Not known for his fiery rhetoric or passionate idealistic appeals, Baker generally focused on uncontroversial issues like helping the homeless, improving services for the state’s most vulnerable citizens, and investing private dollars back into communities. Trump, and his bare-knuckled tactics, came up only obliquely, as the governor called for avoiding name-calling, long a method the president has employed against his political enemies.

“We live in a great state filled with creative, community-minded, hard-working, and decent people,” the governor said. “And what they want from us is opportunity, possibility, and hope. Not noise. Not name-calling. And not finger-pointing.”

Despite the partisan gridlock hamstringing Washington, Baker said he has successfully worked with the Democrat-dominated state legislature to affect meaningful change in the Commonwealth on a broad range of issues. Whether it’s working to curb the opioid epidemic or enhancing veterans’ benefits, the branches of Massachusetts government work as a team, Baker said.
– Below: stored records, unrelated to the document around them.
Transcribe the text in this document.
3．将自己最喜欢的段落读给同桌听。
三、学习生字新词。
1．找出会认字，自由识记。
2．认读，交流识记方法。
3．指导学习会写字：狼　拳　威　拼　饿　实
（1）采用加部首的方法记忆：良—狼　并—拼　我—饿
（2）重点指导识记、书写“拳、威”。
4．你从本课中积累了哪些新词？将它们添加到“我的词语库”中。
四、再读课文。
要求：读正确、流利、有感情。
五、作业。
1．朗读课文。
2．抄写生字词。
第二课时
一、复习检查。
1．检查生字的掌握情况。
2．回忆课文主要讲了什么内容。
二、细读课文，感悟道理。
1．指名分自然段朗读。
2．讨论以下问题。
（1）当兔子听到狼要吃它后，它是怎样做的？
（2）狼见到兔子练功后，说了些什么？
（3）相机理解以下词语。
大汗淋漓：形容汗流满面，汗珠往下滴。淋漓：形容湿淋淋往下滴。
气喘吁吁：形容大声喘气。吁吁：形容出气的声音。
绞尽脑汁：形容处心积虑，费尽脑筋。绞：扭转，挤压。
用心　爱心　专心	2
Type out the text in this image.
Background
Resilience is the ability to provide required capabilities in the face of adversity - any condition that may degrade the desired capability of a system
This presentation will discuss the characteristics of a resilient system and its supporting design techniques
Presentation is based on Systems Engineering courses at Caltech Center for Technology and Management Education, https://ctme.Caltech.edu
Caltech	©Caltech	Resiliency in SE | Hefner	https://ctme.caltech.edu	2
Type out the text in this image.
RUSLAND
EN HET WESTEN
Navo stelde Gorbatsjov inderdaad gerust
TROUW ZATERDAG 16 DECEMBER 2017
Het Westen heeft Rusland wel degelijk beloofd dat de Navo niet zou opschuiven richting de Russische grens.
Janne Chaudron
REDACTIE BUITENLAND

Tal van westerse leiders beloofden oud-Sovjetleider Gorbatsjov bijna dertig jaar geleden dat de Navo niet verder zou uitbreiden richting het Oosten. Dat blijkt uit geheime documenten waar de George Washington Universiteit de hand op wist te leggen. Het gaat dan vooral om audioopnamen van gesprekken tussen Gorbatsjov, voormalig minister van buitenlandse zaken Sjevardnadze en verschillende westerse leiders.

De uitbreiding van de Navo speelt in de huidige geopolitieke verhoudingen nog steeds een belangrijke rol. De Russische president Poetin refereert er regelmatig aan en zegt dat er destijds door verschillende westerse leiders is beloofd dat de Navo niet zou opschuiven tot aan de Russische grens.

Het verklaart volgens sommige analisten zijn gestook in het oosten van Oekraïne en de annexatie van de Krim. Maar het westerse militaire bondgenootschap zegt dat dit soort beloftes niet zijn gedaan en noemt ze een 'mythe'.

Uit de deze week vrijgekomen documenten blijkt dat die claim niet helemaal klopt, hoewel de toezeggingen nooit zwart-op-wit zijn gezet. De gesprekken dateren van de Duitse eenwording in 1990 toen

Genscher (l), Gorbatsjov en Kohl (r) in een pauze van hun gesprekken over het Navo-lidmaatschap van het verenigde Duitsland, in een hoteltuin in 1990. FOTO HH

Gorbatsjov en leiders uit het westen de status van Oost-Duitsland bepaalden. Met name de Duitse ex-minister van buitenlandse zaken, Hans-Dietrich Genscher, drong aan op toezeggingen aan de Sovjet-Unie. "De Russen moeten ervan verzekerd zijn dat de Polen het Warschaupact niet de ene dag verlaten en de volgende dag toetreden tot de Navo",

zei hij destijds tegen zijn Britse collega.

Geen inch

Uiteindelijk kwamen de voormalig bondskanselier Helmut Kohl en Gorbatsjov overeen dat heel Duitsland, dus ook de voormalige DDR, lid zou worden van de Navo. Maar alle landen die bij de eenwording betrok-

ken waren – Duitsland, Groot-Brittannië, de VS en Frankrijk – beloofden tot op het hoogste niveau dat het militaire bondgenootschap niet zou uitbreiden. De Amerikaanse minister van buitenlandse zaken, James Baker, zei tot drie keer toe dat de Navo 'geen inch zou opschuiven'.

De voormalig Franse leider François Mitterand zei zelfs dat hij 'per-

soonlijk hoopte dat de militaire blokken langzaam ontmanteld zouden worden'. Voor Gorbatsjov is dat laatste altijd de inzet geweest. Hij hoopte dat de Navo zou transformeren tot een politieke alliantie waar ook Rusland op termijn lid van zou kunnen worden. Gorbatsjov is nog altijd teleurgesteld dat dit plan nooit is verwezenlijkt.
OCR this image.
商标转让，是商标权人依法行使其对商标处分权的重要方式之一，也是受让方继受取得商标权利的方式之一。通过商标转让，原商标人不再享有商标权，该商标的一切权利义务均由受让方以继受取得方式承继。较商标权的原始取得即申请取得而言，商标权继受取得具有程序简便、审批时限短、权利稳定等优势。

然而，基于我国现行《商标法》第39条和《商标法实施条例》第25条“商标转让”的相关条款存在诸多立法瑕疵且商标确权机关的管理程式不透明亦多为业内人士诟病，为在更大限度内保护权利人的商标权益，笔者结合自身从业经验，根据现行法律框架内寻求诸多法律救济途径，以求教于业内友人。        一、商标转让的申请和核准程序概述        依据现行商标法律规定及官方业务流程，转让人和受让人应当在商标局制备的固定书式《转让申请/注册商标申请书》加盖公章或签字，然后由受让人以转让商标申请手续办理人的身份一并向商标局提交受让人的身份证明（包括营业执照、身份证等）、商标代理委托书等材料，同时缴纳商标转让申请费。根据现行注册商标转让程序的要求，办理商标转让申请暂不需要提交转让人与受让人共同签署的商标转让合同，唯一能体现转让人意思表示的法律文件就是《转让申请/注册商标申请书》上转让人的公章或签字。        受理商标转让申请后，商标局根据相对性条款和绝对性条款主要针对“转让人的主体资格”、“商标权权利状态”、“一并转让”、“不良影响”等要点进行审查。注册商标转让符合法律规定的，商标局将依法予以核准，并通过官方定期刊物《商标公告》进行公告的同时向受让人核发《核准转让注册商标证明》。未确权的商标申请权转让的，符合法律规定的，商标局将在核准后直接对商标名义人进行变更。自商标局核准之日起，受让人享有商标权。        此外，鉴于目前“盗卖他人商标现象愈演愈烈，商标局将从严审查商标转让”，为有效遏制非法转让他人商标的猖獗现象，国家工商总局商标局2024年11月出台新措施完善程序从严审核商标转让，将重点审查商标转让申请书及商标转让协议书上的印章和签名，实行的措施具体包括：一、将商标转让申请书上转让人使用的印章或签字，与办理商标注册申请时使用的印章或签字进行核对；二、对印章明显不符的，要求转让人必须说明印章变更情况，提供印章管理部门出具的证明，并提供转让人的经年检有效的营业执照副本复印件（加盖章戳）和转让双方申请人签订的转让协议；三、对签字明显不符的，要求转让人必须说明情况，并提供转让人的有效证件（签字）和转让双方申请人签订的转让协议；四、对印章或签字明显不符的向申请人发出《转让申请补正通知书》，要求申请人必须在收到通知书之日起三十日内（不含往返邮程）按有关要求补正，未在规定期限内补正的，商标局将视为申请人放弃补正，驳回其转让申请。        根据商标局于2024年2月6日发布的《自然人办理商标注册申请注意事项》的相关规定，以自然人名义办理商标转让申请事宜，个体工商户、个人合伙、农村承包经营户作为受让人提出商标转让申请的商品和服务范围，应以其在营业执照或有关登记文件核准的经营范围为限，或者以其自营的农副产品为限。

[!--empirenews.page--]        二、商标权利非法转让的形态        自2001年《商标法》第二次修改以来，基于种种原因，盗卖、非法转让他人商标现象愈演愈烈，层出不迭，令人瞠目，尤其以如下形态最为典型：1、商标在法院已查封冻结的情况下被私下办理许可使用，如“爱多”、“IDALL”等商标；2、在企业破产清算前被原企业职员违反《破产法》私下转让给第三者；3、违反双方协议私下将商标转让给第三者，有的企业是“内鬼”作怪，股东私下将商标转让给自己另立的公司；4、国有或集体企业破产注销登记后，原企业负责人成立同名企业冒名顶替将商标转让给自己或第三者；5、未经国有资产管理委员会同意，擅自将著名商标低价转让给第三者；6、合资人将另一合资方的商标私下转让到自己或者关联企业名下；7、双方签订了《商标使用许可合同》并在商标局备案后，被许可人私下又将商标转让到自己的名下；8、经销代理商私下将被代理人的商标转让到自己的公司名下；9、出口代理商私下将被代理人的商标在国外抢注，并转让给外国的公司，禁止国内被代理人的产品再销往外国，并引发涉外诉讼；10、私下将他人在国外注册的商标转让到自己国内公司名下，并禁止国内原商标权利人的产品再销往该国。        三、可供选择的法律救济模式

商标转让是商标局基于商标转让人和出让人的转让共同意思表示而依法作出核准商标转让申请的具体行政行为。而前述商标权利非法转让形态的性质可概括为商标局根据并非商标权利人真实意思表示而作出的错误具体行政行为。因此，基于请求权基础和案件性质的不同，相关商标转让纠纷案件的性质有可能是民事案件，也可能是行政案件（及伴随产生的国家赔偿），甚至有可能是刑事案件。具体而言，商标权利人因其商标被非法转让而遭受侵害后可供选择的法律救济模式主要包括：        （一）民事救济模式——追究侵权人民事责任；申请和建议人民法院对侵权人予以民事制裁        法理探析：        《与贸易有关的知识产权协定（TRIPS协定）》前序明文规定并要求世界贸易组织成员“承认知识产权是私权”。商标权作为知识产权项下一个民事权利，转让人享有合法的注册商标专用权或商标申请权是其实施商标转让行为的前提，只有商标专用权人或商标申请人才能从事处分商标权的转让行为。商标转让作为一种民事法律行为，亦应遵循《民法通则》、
And one of Baker’s political counterparts, House Speaker Robert DeLeo, echoed those sentiments. The Winthrop Democrat told the Boston Globe that the governor “talked about what we were able to do together, unlike many other states where we see partisanship getting involved.” Similarly, acting Senate President Harriette Chandler, a Democrat from Worcester, also applauded the governor’s ability to reach across the aisle and said the speech was “very uplifting,” according to the Globe.

The governor, who is up for reelection in November, also outlined several priorities within the new budget proposal he will unveil on Wednesday. Among the initiatives is more than $83 million in funding for the Department of Mental Health and an extra $2 million for fighting climate change.

Baker’s Democratic gubernatorial challengers were naturally less inclined to praise his rhetoric. Jay Gonzalez, the former state budget official, said to Politico he thought the speech was “status quo,” while Robert Massie, an entrepreneur, told the Globe the address spoke “only to a certain percentage of the population.”

Current polls point toward another term for Baker, who has enjoyed strong approval ratings for years, despite his conservative affiliation in liberal Massachusetts. To close his address, the governor hearkened back to the broad support he has consistently cobbled together and looked ahead at his hopes for the state.

“A strong Commonwealth is built on a foundation of strong communities… and a belief that anything is possible,” Baker said. “It’s our job to create the cohesion envisioned by those who came before us. To move this state forward. To protect and fight for its interests and its people. And to never forget that we are the lucky ones.”